Netizen Report: Vietnam Says Facebook Will Cooperate With Censorship Requests on Offensive and ‘Fake’ Content

Global Voices, May 4, 2017

Global Voices Advocacy’s Netizen Report offers an international snapshot of challenges, victories, and emerging trends in Internet rights around the world.

Vietnamese government officials said on April 26 that Facebook has committed to help local law enforcement prevent and remove from Facebook content that violates the country’s laws against “offensive” and anti-government messages.

According to a government statement, Facebook’s Head of Global Policy Management Monika Bickert and Vietnamese Information and Communication Minister Truong Minh Tuan met in Hanoi and formed an agreement to establish a special channel to coordinate monitoring and removal of content from the platform. The statement also indicated that Facebook had agreed to help remove fake accounts and “fake content”, a designation that could be used to label unflattering news or opinions about government policies or officials.
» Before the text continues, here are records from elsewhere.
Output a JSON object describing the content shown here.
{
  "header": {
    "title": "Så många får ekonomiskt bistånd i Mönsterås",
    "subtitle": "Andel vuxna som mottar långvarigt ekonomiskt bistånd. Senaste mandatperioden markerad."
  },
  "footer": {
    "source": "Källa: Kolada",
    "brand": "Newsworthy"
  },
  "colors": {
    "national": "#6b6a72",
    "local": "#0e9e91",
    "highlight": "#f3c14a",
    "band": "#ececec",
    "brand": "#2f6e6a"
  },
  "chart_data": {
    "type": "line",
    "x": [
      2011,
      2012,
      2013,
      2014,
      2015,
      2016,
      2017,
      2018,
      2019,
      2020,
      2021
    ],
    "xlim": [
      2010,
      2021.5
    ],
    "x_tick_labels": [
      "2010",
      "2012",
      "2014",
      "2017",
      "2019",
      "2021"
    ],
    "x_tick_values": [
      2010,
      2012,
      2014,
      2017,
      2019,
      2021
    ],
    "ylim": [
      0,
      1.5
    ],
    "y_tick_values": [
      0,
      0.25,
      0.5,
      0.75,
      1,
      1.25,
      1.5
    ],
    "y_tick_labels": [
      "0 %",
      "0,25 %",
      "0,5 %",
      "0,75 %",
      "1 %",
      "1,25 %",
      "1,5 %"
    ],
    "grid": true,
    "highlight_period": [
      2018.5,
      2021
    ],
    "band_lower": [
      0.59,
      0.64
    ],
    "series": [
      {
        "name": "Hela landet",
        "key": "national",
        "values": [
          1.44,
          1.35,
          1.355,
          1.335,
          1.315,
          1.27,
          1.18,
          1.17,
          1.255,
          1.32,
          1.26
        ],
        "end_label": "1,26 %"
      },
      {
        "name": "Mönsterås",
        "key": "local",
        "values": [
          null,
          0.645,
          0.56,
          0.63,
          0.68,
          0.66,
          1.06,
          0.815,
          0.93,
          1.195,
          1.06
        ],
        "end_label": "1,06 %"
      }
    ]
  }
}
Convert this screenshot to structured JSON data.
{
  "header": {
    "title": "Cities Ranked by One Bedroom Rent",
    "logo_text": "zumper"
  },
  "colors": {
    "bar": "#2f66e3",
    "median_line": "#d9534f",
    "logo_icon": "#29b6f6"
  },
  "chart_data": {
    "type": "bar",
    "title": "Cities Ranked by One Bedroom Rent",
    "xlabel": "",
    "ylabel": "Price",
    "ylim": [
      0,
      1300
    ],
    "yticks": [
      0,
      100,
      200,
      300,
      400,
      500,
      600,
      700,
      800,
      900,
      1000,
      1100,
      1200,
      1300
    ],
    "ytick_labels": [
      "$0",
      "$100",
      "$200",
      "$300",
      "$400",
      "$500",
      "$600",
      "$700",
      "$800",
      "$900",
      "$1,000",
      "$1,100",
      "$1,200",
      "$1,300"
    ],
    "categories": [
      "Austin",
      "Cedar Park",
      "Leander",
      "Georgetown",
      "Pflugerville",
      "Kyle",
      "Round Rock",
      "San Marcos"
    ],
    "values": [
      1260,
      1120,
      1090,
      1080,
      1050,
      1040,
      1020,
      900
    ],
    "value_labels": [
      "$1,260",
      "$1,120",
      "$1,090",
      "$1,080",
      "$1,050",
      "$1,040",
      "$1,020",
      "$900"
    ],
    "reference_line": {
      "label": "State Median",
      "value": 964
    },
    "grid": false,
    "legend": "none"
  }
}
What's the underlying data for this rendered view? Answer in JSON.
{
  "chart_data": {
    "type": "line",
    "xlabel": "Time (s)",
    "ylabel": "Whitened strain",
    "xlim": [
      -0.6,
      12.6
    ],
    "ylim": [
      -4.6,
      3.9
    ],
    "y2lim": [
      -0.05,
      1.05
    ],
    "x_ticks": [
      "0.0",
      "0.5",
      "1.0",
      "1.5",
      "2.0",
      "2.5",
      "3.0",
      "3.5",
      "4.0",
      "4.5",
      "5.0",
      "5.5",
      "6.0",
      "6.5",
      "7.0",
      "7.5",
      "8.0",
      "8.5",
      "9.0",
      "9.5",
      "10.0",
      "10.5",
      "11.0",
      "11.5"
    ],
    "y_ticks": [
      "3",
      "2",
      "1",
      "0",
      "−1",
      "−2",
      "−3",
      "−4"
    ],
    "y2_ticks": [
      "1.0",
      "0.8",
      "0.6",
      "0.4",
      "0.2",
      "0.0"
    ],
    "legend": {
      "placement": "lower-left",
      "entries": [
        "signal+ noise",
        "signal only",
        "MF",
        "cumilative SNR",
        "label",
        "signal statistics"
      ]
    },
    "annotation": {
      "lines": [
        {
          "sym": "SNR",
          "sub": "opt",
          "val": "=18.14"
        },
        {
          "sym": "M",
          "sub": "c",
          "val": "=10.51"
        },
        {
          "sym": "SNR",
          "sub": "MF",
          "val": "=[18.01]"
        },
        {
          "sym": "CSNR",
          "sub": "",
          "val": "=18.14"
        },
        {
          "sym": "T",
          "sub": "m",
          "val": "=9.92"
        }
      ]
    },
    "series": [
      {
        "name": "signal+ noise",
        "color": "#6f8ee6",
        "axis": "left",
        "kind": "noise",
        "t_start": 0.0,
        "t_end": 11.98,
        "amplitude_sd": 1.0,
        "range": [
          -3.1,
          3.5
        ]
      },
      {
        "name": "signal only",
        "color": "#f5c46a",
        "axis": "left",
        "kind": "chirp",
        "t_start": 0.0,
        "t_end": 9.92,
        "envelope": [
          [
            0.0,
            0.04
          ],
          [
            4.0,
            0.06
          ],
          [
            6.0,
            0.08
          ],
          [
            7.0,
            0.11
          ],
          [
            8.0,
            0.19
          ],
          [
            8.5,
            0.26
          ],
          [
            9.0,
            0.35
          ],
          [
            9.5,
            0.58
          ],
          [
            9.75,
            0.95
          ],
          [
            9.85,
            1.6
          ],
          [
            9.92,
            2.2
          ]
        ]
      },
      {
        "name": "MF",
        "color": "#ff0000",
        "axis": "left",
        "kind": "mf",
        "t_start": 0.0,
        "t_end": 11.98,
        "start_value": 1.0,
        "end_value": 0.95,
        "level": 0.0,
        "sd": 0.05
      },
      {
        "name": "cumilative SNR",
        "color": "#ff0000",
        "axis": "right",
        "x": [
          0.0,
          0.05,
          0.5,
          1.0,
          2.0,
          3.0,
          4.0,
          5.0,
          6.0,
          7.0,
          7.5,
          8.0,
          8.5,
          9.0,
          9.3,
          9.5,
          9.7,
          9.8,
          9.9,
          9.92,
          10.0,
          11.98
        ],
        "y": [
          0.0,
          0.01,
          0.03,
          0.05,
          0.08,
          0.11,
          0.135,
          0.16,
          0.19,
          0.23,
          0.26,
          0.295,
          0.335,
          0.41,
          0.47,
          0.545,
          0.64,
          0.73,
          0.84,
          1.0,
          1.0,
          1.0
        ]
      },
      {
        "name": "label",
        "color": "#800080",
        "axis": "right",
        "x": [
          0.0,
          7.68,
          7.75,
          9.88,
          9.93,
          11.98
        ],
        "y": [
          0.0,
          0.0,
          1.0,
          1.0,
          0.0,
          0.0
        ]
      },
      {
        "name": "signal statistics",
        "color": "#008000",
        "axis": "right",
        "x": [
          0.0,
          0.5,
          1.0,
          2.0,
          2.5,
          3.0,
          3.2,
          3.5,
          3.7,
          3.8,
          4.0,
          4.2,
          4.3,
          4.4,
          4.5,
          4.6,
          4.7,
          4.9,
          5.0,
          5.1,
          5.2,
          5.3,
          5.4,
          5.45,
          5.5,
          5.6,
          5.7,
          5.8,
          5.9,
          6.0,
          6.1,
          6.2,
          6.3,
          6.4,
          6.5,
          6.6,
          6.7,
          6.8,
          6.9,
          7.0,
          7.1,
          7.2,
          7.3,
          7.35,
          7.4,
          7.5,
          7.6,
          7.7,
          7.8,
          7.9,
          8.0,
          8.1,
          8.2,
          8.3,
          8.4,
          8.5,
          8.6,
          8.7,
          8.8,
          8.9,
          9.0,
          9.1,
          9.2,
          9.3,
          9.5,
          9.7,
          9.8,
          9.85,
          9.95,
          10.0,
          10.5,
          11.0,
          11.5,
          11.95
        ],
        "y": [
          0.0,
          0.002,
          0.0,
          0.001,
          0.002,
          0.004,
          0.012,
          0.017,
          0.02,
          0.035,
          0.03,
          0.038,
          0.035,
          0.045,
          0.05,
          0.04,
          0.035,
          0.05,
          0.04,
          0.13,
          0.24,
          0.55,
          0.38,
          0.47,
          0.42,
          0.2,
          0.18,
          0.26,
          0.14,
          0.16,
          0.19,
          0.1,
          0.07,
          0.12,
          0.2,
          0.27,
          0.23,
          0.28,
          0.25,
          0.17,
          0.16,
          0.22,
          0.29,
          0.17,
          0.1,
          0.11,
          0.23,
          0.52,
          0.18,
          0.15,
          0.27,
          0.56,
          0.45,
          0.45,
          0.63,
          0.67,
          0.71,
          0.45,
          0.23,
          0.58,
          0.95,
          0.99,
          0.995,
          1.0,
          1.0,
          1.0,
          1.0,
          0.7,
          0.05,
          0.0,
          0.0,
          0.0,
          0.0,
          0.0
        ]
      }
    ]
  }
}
Facebook’s most recent transparency report says that the company did not restrict any content at the behest of the Vietnamese government between July 2015 and June 2016. If the agreement holds, this will likely change soon.

The agreement could mark a shift in Vietnam’s rocky relationship with Facebook. The US-based social media platform was wholly blocked in Vietnam between 2009 and 2010, and has been briefly blocked in various moments of heightened political tension ever since. While an improved relationship with the company may help prevent wholesale blocking of the platform, the prospect of government entities having close cooperation with Facebook on issues ranging from messages critical of the government to the ill-defined category of “fake content” is concerning in a country where free speech and media rights are systematically suppressed.

One recent example of Vietnam’s intolerance for critical media coverage is the arrest of Nguyen Van Hoa, a journalist, security trainer and contributor to Radio Free Asia who has been in state custody since January for “abusing democratic freedoms to infringe upon the interests of the state.” Hoa covered stories about environmental disaster in Vietnam, including capturing video of a peaceful protest attended by over 10,000 people last October. Digital and human rights advocacy groups have called on the Vietnamese government to release Hoa immediately.

According to Reporters Without Borders 2017 World Press Freedom Index, released in late April, Vietnam ranks just ahead of China on a global scale and falls below countries including Cuba, Saudi Arabia and Iran.